End-to-end encryption interaction
With E2EE, the server can't read message content. Push payload contains only metadata (sender, conversation_id). Client decrypts the message after receiving the push via WebSocket. APNs alert text is generic ("New message"). UX is degraded but it's the price of privacy.

Failure modes
APNs/FCM down → backoff and retry; messages still sit in the message store, available on next online connection. Don't block the messaging path on push success.

100B messages/day × 200 bytes × 365 × 2y = 14.6 PB hot. Much of this is rarely read.

Hot tier (last 30 days)
Cassandra / HBase. Partition key = conversation_id, clustering key = message_id (descending). Range scan on partition for "fetch last N messages" is the dominant query. Sub-100ms.

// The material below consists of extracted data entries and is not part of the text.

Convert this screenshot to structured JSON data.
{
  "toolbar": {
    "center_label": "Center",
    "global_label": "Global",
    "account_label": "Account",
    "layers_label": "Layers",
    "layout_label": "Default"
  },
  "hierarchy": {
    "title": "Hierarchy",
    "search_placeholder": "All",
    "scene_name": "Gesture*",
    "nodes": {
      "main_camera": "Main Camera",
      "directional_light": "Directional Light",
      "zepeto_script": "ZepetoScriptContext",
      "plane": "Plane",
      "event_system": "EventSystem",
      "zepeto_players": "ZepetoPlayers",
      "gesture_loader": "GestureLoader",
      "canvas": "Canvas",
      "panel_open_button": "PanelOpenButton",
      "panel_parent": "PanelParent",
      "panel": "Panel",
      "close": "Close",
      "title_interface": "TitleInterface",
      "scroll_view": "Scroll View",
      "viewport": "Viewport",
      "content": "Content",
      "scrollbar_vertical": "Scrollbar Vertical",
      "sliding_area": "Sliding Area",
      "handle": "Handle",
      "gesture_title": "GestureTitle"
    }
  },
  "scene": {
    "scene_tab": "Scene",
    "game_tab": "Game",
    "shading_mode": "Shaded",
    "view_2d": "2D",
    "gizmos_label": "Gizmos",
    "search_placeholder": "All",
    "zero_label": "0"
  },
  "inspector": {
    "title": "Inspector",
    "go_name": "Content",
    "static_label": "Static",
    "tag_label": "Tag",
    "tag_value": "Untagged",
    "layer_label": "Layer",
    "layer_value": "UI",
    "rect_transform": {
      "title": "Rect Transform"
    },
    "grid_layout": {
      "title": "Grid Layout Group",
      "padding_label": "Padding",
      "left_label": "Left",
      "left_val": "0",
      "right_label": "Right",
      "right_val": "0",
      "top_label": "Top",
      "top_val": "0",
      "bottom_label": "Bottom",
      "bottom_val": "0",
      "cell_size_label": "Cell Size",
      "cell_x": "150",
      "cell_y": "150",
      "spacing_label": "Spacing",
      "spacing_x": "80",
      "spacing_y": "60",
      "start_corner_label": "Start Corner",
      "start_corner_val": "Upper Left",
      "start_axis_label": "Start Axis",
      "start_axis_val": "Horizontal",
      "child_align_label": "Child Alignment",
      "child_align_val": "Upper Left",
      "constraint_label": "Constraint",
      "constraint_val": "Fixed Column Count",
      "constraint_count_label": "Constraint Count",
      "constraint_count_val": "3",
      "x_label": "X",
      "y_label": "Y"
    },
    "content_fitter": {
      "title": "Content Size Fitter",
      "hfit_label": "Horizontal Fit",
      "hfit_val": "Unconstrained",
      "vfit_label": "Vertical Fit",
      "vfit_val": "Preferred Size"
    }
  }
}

Warm tier (30 days - 1 year)
Same store, different cluster, smaller compute. Slower reads acceptable.

Cold archive (>1 year)
S3 / Glacier / proprietary cold storage. Indexed by (conversation_id, time_range). Restored to warm on demand for full-history searches.

Per-user inbox vs per-conversation log
Two valid models.

• Per-user: each user has a list of messages they received. Easy "all my unread" query. Bad for groups (write amplification = group size per message).
• Per-conversation: messages stored once per conversation. Each user has a (conversation_id → last_read_message_id) cursor. Reads are conversation-scoped. Writes are constant.

The per-conversation model wins at scale and is what WhatsApp/Signal/Telegram use.

Read pointers
Per (user, conversation): last_read_message_id. Updated on read. Used for unread counts and read receipts. Tiny rows; updated frequently. Hot KV store, eventually consistent.

Search
Out of band. Async indexer reads message events from Kafka, writes to ElasticSearch keyed by (user_id, conversation_id, message_id). Search is per-user (privacy) and conversation-scoped. Cold-tier messages need re-indexing on first search.